A team member records a brief instructional segment modeling this strategy with clarity, ensuring it is relatable and accessible to diverse learners:
- “Does this strategy clearly affirm students’ cultural experiences?”
- “How are students invited to use their own language and experiences to navigate learning?”
ANALYSIS
What did we notice about the metacognitive strategy, and how might students respond culturally and cognitively? Teams collaboratively analyze the recorded segment, guided by empathy, curiosity, and an equity-driven lens:
- Was the metacognitive strategy explicitly named and modeled?
- Would students find personal relevance and cultural affirmation in this practice?
- Were multilingual learners’ experiences and cultural knowledge authentically included and validated?
- Was there enough room for student voice, reflection, and genuine inquiry?

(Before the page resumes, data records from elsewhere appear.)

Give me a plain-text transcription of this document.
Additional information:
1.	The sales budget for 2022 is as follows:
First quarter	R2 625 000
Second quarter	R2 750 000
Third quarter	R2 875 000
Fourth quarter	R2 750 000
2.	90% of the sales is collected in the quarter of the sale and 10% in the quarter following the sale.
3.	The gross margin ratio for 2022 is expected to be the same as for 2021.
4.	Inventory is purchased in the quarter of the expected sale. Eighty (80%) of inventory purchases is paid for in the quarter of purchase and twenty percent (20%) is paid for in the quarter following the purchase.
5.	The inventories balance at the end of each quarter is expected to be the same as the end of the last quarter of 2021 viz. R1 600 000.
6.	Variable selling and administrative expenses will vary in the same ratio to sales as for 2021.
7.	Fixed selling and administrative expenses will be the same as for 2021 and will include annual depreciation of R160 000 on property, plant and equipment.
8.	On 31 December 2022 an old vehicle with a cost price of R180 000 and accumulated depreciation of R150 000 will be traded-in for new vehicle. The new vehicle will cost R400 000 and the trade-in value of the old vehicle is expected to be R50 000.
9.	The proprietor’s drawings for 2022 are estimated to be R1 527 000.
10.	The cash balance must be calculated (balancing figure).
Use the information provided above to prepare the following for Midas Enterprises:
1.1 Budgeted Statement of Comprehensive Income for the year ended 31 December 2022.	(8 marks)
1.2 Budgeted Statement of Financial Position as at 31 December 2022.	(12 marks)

Through analysis, teachers not only refine instructional clarity but also deepen their cultural responsiveness, affirming learners’ identities, experiences, and strengths.
ACTION
What’s our next best move to deepen students’ metacognitive expertise and cultural affirmation? Based on their reflective analysis, Impact Teams collaboratively plan responsive actions, such as:
- Re-teaching the strategy with enhanced cultural connections
- Providing students with greater choice in how they engage and apply metacognitive practices
- Incorporating peer-to-peer teaching opportunities, fostering student leadership and cultural pride
- Refining practices based on student reflections and feedback
These thoughtful, responsive actions continuously refine the learning environment, ensuring metacognition becomes not just a strategy but a deeply embedded, culturally affirming practice.
Tools to Support Peer Coaching Clarity
📹 Easy-to-Use Recording Tools:
- SWIVL Robot CX or OBSBOT Tiny 2: Automated tracking ensures clear instructional footage
- Rode Wireless ME or DJI Mic: Ensures crystal-clear audio for meaningful reflection
📄 Transcription and Annotation:
- Otter.ai and Descript: Transcribe and highlight culturally affirming language and strategic teacher moves
🔐 Privacy Considerations:
- Focus recordings primarily on teachers
- Use avatars, slides, or blur faces to maintain student privacy according to district guidelines
The Cultural Affirmation Connection
Zaretta Hammond emphasizes culturally responsive teaching as a practice that leverages students’ cultural knowledge and frames learning within their lived experiences (Hammond, 2015). Peer coaching explicitly aligns with these principles, grounding metacognitive strategies in cultural identity and collective agency.
When educators collaboratively refine their ability to model metacognitive practices, they create affirming classrooms where students:
- See their cultural identities honored and validated
- Develop the expertise to independently monitor and guide their learning
- Feel empowered to teach and lead their peers through culturally responsive metacognitive practices
Why This Matters: Metacognition as Empowerment
Peer coaching within Impact Teams isn’t merely about instructional improvement—it’s transformational. It honors students as active participants in their learning journey, acknowledging and affirming the cultural strengths each learner brings.
This practice not only cultivates metacognitive expertise but also advances agency, ensuring every student experiences learning as personally meaningful, culturally affirming, and deeply empowering.
Join our community committed to metacognitive clarity, collective efficacy, and transformative learning.
References
- Bloomberg, P. J., & Pitchford, B. (2023). Leading Impact Teams 2.0: Building a Culture of Efficacy and Agency. Mimi and Todd Press.
- Hammond, Z. (2015). Culturally Responsive Teaching and the Brain: Promoting Authentic Engagement and Rigor Among Culturally and Linguistically Diverse Students. Corwin Press.